Top critical review
Oh, Those Corleones...
on August 18, 2003
No American filmmaker has had a more disappointing trajectory to his film career than Francis Ford Coppola. To have directed four of the most influential films of the 70's (the first two "Godfather" films, "The Conversation," and "Apocalypse Now") and then to spend the last two decades churning out one stinky product after another ("Peggy Sue Got Married," "Bram Stoker's Dracula", the third "Godfather") earns Coppola my award for Most Promising Director Who Most Miserably Failed at Establishing Himself as an Important Figure of American Cinema.
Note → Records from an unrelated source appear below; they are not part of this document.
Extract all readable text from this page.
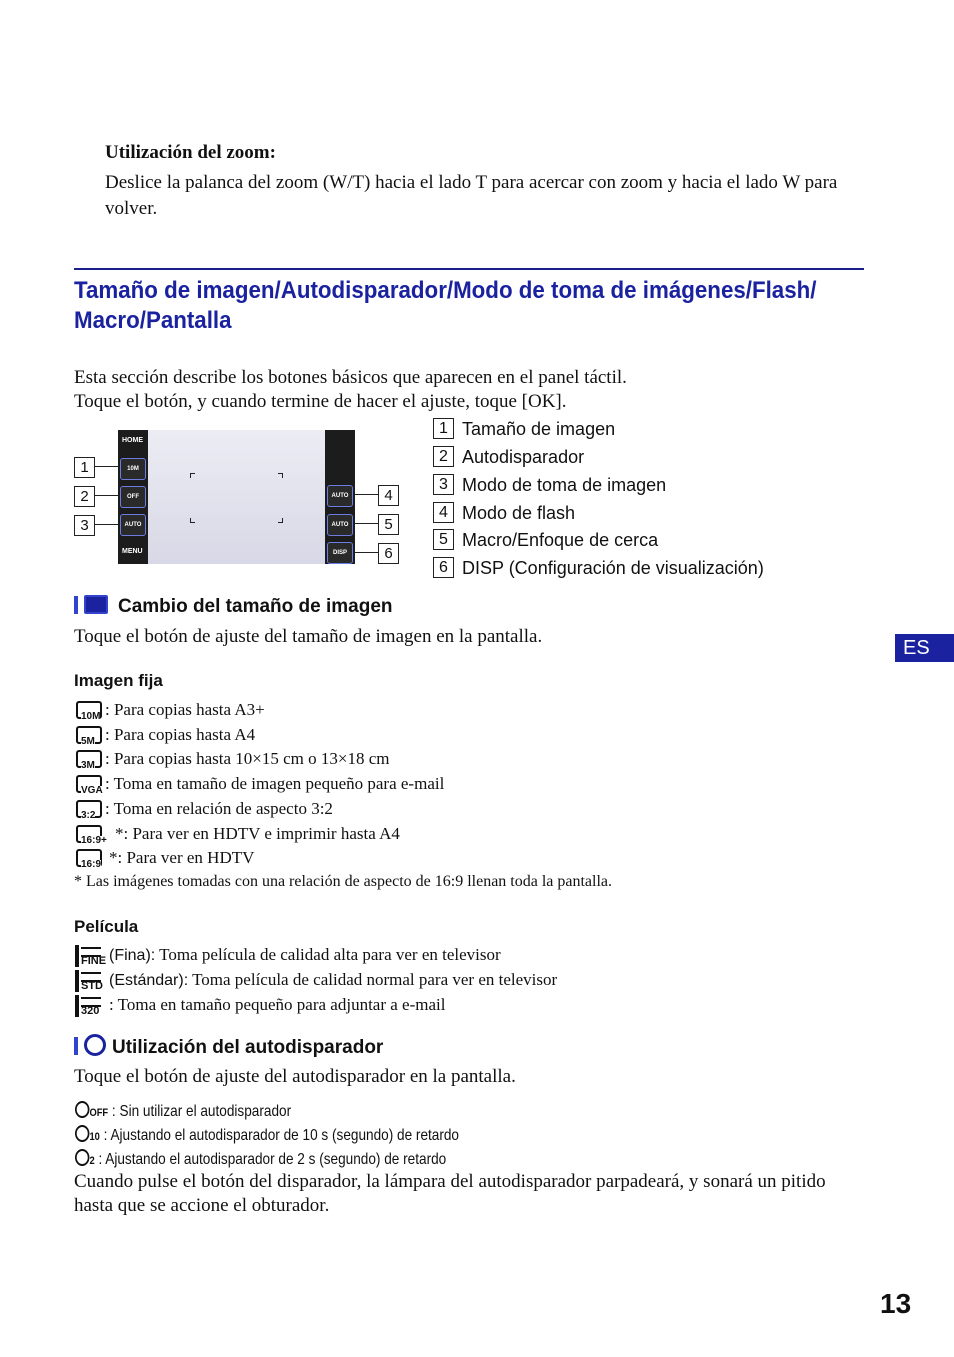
Utilización del zoom:
Deslice la palanca del zoom (W/T) hacia el lado T para acercar con zoom y hacia el lado W para volver.
Tamaño de imagen/Autodisparador/Modo de toma de imágenes/Flash/ Macro/Pantalla
Esta sección describe los botones básicos que aparecen en el panel táctil.
Toque el botón, y cuando termine de hacer el ajuste, toque [OK].
HOME
10M
OFF
AUTO
MENU
AUTO
AUTO
DISP
1
2
3
4
5
6
1 Tamaño de imagen
2 Autodisparador
3 Modo de toma de imagen
4 Modo de flash
5 Macro/Enfoque de cerca
6 DISP (Configuración de visualización)
Cambio del tamaño de imagen
Toque el botón de ajuste del tamaño de imagen en la pantalla.
ES
Imagen fija
10M : Para copias hasta A3+
5M : Para copias hasta A4
3M : Para copias hasta 10×15 cm o 13×18 cm
VGA : Toma en tamaño de imagen pequeño para e-mail
3:2 : Toma en relación de aspecto 3:2
16:9+ *: Para ver en HDTV e imprimir hasta A4
16:9 *: Para ver en HDTV
* Las imágenes tomadas con una relación de aspecto de 16:9 llenan toda la pantalla.
Película
FINE (Fina): Toma película de calidad alta para ver en televisor
STD (Estándar): Toma película de calidad normal para ver en televisor
320 : Toma en tamaño pequeño para adjuntar a e-mail
Utilización del autodisparador
Toque el botón de ajuste del autodisparador en la pantalla.
OFF : Sin utilizar el autodisparador
10 : Ajustando el autodisparador de 10 s (segundo) de retardo
2 : Ajustando el autodisparador de 2 s (segundo) de retardo
Cuando pulse el botón del disparador, la lámpara del autodisparador parpadeará, y sonará un pitido hasta que se accione el obturador.
13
But before "Jack" there was "The Godfather." While I feel the whole "Godfather" trilogy has been lauded into oblivion and is somewhat overrated, who am I to argue with the majority? People think these are great movies, and they've certainly implanted themselves permanently in our cultural consciousness.
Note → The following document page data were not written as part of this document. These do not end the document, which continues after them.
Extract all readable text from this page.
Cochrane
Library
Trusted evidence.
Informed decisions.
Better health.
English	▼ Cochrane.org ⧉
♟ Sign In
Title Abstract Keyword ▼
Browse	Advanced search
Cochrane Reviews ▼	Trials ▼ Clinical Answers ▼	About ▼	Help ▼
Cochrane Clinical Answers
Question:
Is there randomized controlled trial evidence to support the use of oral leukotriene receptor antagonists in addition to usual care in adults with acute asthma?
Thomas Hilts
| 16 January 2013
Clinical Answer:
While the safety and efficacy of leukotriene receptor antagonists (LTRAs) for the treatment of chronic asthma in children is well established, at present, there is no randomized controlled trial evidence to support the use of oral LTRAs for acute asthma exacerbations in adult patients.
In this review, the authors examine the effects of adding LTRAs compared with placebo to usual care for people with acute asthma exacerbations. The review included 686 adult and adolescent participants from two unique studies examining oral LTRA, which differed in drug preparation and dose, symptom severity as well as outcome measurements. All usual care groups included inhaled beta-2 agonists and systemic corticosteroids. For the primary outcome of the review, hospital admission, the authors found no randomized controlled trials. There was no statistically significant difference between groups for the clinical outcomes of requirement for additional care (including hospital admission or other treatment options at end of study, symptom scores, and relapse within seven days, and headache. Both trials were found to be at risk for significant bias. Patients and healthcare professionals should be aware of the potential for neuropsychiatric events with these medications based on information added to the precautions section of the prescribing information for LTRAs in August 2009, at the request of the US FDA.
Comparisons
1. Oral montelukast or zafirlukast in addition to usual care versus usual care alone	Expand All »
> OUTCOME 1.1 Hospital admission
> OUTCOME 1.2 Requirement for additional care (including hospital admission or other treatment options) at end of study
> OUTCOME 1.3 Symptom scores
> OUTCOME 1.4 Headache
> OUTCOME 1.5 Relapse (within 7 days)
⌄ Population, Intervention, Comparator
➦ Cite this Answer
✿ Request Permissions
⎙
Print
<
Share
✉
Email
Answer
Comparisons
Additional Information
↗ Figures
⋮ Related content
And don't get me wrong: these films have moments of greatness (at least the first two installments do). But I think "The Conversation" and "Apocalypse Now" are ultimately more interesting films, and I think Coppola stretched himself more artistically in those two films than he did in the entire "Godfather" trilogy combined.
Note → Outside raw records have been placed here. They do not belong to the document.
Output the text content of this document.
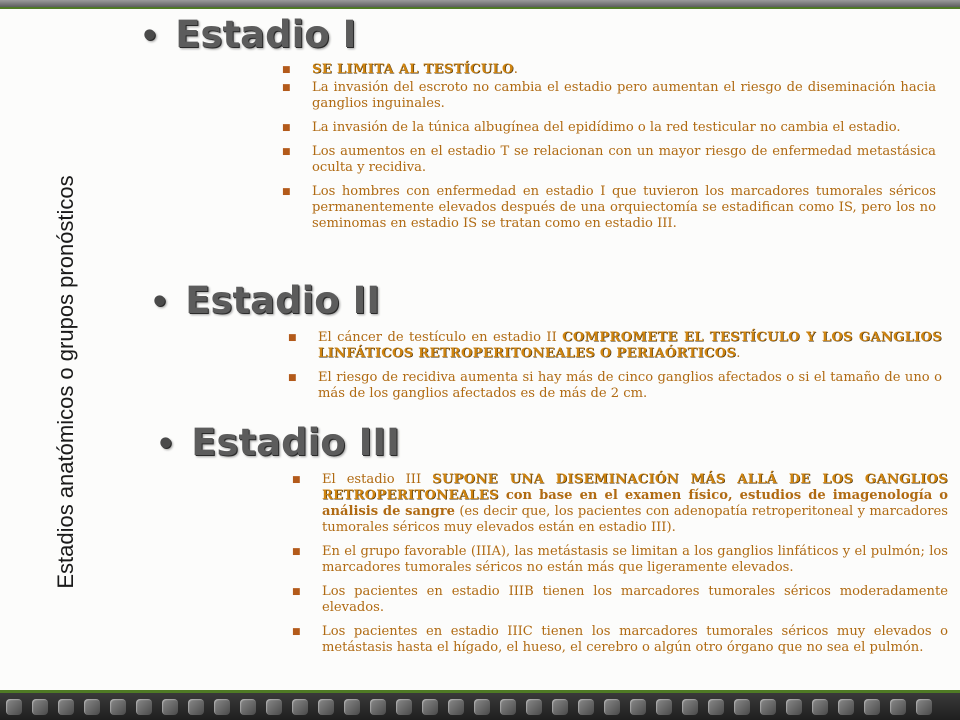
Estadios anatómicos o grupos pronósticos
• Estadio I
■ SE LIMITA AL TESTÍCULO.
■ La invasión del escroto no cambia el estadio pero aumentan el riesgo de diseminación hacia ganglios inguinales.
■ La invasión de la túnica albugínea del epidídimo o la red testicular no cambia el estadio.
■ Los aumentos en el estadio T se relacionan con un mayor riesgo de enfermedad metastásica oculta y recidiva.
■ Los hombres con enfermedad en estadio I que tuvieron los marcadores tumorales séricos permanentemente elevados después de una orquiectomía se estadifican como IS, pero los no seminomas en estadio IS se tratan como en estadio III.
• Estadio II
■ El cáncer de testículo en estadio II COMPROMETE EL TESTÍCULO Y LOS GANGLIOS LINFÁTICOS RETROPERITONEALES O PERIAÓRTICOS.
■ El riesgo de recidiva aumenta si hay más de cinco ganglios afectados o si el tamaño de uno o más de los ganglios afectados es de más de 2 cm.
• Estadio III
■ El estadio III SUPONE UNA DISEMINACIÓN MÁS ALLÁ DE LOS GANGLIOS RETROPERITONEALES con base en el examen físico, estudios de imagenología o análisis de sangre (es decir que, los pacientes con adenopatía retroperitoneal y marcadores tumorales séricos muy elevados están en estadio III).
■ En el grupo favorable (IIIA), las metástasis se limitan a los ganglios linfáticos y el pulmón; los marcadores tumorales séricos no están más que ligeramente elevados.
■ Los pacientes en estadio IIIB tienen los marcadores tumorales séricos moderadamente elevados.
■ Los pacientes en estadio IIIC tienen los marcadores tumorales séricos muy elevados o metástasis hasta el hígado, el hueso, el cerebro o algún otro órgano que no sea el pulmón.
Of the trilogy, the first film is by far the best. It shows Coppola's flair for being able to craft a story with extreme mainstream appeal while staying faithful to his artistic vision. "The Godfather" doesn't look or sound quite like any gangster film before it, with it's muddy lighting and sound. It's also much more ambiguous morally than the usual Hollywood gangster film, at least any produced up to that point. The line between crime and justice is blurred sometimes beyond distinction, and the Corleone family at times acts with more honor (in its own way) than the institutions charged with upholding freedom, justice and morality. In this way, "The Godfather" offered a scathing critique of the foundations on which America as a country was built.
Coppola, however, drives this point into the ground over the course of three films. There's really not much more to say after the first film (it's already apparent that Michael Corleone's style of rule is different from his father's, his coldness and ruthlessness necessitated by a changing time), but we have to sit through a nearly 3 1/2 hour second installment that does nothing but reiterate this point again and again. Part II at least is saved by the back story of Vito Corleone (played by Marlon Brando in Part I and Robert De Niro in Part II), and that story alone keeps Part II afloat. But Part III is wholly unnecessary and mars the whole enterprise, turning the franchise into the stuff of parody and camp.
Al Pacino is the glue that holds the trilogy together, though his character really isn't as complex as a first viewing would have you believe. The major conflict facing him is resolved in the first film, and the second and third films give him nothing to do but replay what are essentially the same scenes over and over again.
Other standouts in the cast include Robert Duvall, Diane Keaton and Talia Shire (who alone makes the third chapter worth watching).
Obviously a must see for cinema buffs, or even casual fans, but don't feel you have to label this trilogy as great just because of the reputation that precedes it.